Nachdem Rom erst einmal dazu übergegangen war, eine Ware als Geld zu verwenden, setzte eine endlose Suche nach Edelmetallen ein – eine enorme Kraft- und Energieverschwendung. Schlimmer noch: Da die Edelmetalle im Osten gehortet wurden, gewann der Osten wieder an Macht über Rom.

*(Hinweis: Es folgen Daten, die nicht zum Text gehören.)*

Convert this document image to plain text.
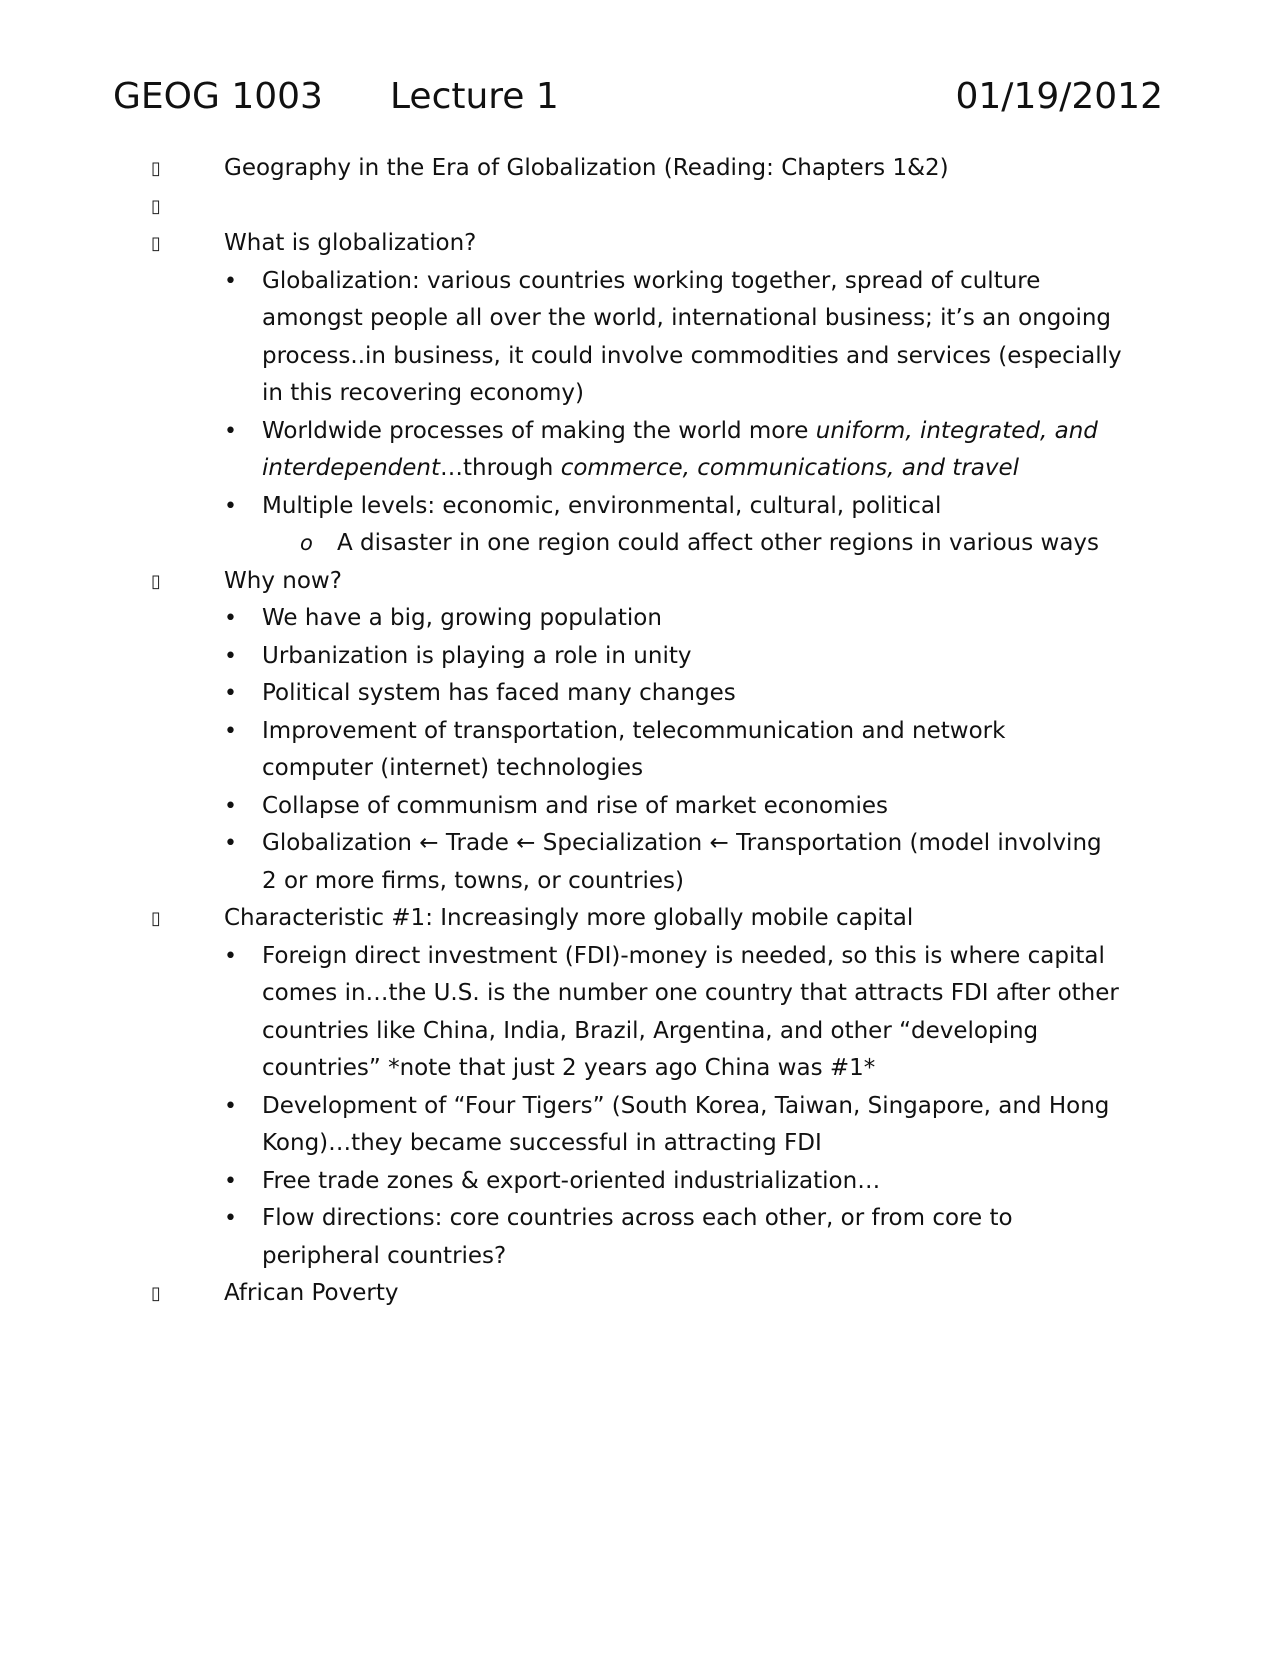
GEOG 1003 Lecture 1	01/19/2012
▯	Geography in the Era of Globalization (Reading: Chapters 1&2)
▯
▯	What is globalization?
• Globalization: various countries working together, spread of culture amongst people all over the world, international business; it’s an ongoing process..in business, it could involve commodities and services (especially in this recovering economy)
• Worldwide processes of making the world more uniform, integrated, and interdependent…through commerce, communications, and travel
• Multiple levels: economic, environmental, cultural, political
o A disaster in one region could affect other regions in various ways
▯	Why now?
• We have a big, growing population
• Urbanization is playing a role in unity
• Political system has faced many changes
• Improvement of transportation, telecommunication and network computer (internet) technologies
• Collapse of communism and rise of market economies
• Globalization ← Trade ← Specialization ← Transportation (model involving 2 or more firms, towns, or countries)
▯	Characteristic #1: Increasingly more globally mobile capital
• Foreign direct investment (FDI)-money is needed, so this is where capital comes in…the U.S. is the number one country that attracts FDI after other countries like China, India, Brazil, Argentina, and other “developing countries” *note that just 2 years ago China was #1*
• Development of “Four Tigers” (South Korea, Taiwan, Singapore, and Hong Kong)…they became successful in attracting FDI
• Free trade zones & export-oriented industrialization…
• Flow directions: core countries across each other, or from core to peripheral countries?
▯	African Poverty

Das patrizische Münzwesen löste darüber hinaus auch Kämpfe zwischen den Ständen aus. Soziale Reibereien waren unvermeidlich, da sich diejenigen, die das Vorrecht der Denariusprägung besaßen, zu Unrecht selber bereicherten und gleichzeitig alle anderen Menschen benachteiligten. Einmal konzentriert, ließ sich dieser Reichtum leicht durch Wucher vergrößern. So ist es nicht verwunderlich, dass die nachfolgenden 200 Jahre der römischen Geschichte von Klassenkämpfen geprägt waren.

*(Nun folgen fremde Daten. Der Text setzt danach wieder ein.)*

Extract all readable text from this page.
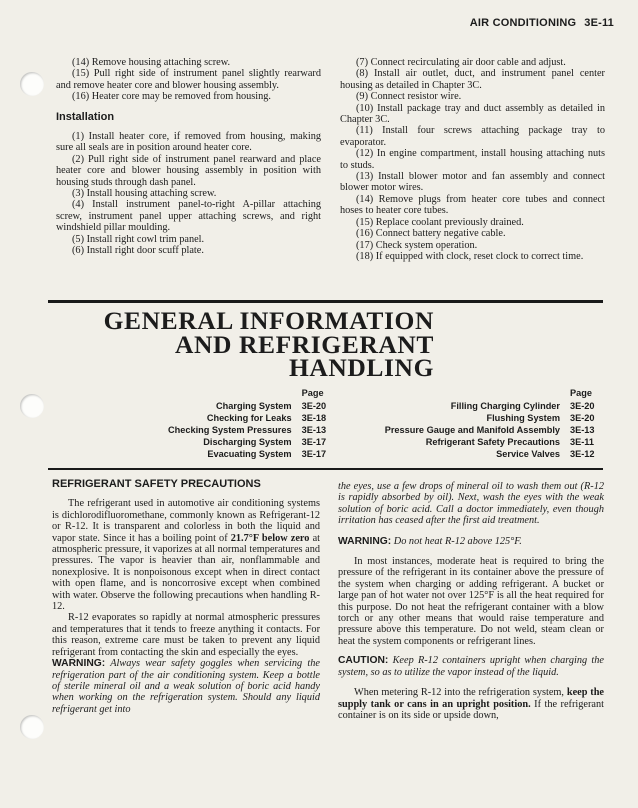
AIR CONDITIONING 3E-11

(14) Remove housing attaching screw.

(15) Pull right side of instrument panel slightly rearward and remove heater core and blower housing assembly.

(16) Heater core may be removed from housing.

Installation

(1) Install heater core, if removed from housing, making sure all seals are in position around heater core.

(2) Pull right side of instrument panel rearward and place heater core and blower housing assembly in position with housing studs through dash panel.

(3) Install housing attaching screw.

(4) Install instrument panel-to-right A-pillar attaching screw, instrument panel upper attaching screws, and right windshield pillar moulding.

(5) Install right cowl trim panel.

(6) Install right door scuff plate.

(7) Connect recirculating air door cable and adjust.

(8) Install air outlet, duct, and instrument panel center housing as detailed in Chapter 3C.

(9) Connect resistor wire.

(10) Install package tray and duct assembly as detailed in Chapter 3C.

(11) Install four screws attaching package tray to evaporator.

(12) In engine compartment, install housing attaching nuts to studs.

(13) Install blower motor and fan assembly and connect blower motor wires.

(14) Remove plugs from heater core tubes and connect hoses to heater core tubes.

(15) Replace coolant previously drained.

(16) Connect battery negative cable.

(17) Check system operation.

(18) If equipped with clock, reset clock to correct time.

GENERAL INFORMATION
AND REFRIGERANT
HANDLING
	Page
Charging System	3E-20
Checking for Leaks	3E-18
Checking System Pressures	3E-13
Discharging System	3E-17
Evacuating System	3E-17
	Page
Filling Charging Cylinder	3E-20
Flushing System	3E-20
Pressure Gauge and Manifold Assembly	3E-13
Refrigerant Safety Precautions	3E-11
Service Valves	3E-12
REFRIGERANT SAFETY PRECAUTIONS

The refrigerant used in automotive air conditioning systems is dichlorodifluoromethane, commonly known as Refrigerant-12 or R-12. It is transparent and colorless in both the liquid and vapor state. Since it has a boiling point of 21.7°F below zero at atmospheric pressure, it vaporizes at all normal temperatures and pressures. The vapor is heavier than air, nonflammable and nonexplosive. It is nonpoisonous except when in direct contact with open flame, and is noncorrosive except when combined with water. Observe the following precautions when handling R-12.

R-12 evaporates so rapidly at normal atmospheric pressures and temperatures that it tends to freeze anything it contacts. For this reason, extreme care must be taken to prevent any liquid refrigerant from contacting the skin and especially the eyes.

WARNING: Always wear safety goggles when servicing the refrigeration part of the air conditioning system. Keep a bottle of sterile mineral oil and a weak solution of boric acid handy when working on the refrigeration system. Should any liquid refrigerant get into

the eyes, use a few drops of mineral oil to wash them out (R-12 is rapidly absorbed by oil). Next, wash the eyes with the weak solution of boric acid. Call a doctor immediately, even though irritation has ceased after the first aid treatment.

WARNING: Do not heat R-12 above 125°F.

In most instances, moderate heat is required to bring the pressure of the refrigerant in its container above the pressure of the system when charging or adding refrigerant. A bucket or large pan of hot water not over 125°F is all the heat required for this purpose. Do not heat the refrigerant container with a blow torch or any other means that would raise temperature and pressure above this temperature. Do not weld, steam clean or heat the system components or refrigerant lines.

CAUTION: Keep R-12 containers upright when charging the system, so as to utilize the vapor instead of the liquid.

When metering R-12 into the refrigeration system, keep the supply tank or cans in an upright position. If the refrigerant container is on its side or upside down,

Das römische Silbergeld wird immer noch missverstanden
Ein gutes Beispiel dafür, wie die Geschichte des Geldes durcheinandergeraten kann, wenn man ihr eine Warengeldtheorie zugrunde legt, liefert Mathew Rapers in der übrigens ausgezeichneten Analyse Inquiry into the Value of Ancient Greek and Roman Money (1771). Das große Missverhältnis zwischen dem römischen Kupfergeld und dem älteren römischen Silbergeld habe viele zu der Vermutung veranlasst, dass die ersten denarii schwerer gewesen sein müssten. Es gelte nämlich als unglaubhaft, dass Silber 840-mal sein Gewicht in Kupfer wert sein sollte.8
Raper vergleicht das fünfmal überbewertete monetäre Silber mit nicht monetisiertem Warenkupfer. Auffallend ist auch hier die allgemeine Tendenz, Tatsachen zu leugnen. Doch Raper war aufrichtig: Er räumte ein, dass zu viele Beweise gegen eine Infragestellung der Münzgewichte sprachen. Trotzdem brachte ihn seine »klassische« Sichtweise vom Geld als Ware dazu, die Fakten falsch zu interpretieren. Er schließt nämlich nicht aus, dass Silber in Rom zum Zeitpunkt der ersten Prägung knapp war. Auch scheint es ihm wahrscheinlich, dass die Römer aus Unkenntnis und Mangel an Erfahrung in Geldangelegenheiten anfangs das Silber zu hoch bewerteten. Ohne die Vorstellung von Geld als abstrakter gesetzlicher Institution und nicht als bloßem Metallstück konnte Raper unmöglich ahnen, dass er wahrscheinlich den Zerfall eines nicht etwa auf Unerfahrenheit und Unwissenheit beruhenden, sondern im Gegenteil sehr fortschrittlichen Geldsystems beschrieb.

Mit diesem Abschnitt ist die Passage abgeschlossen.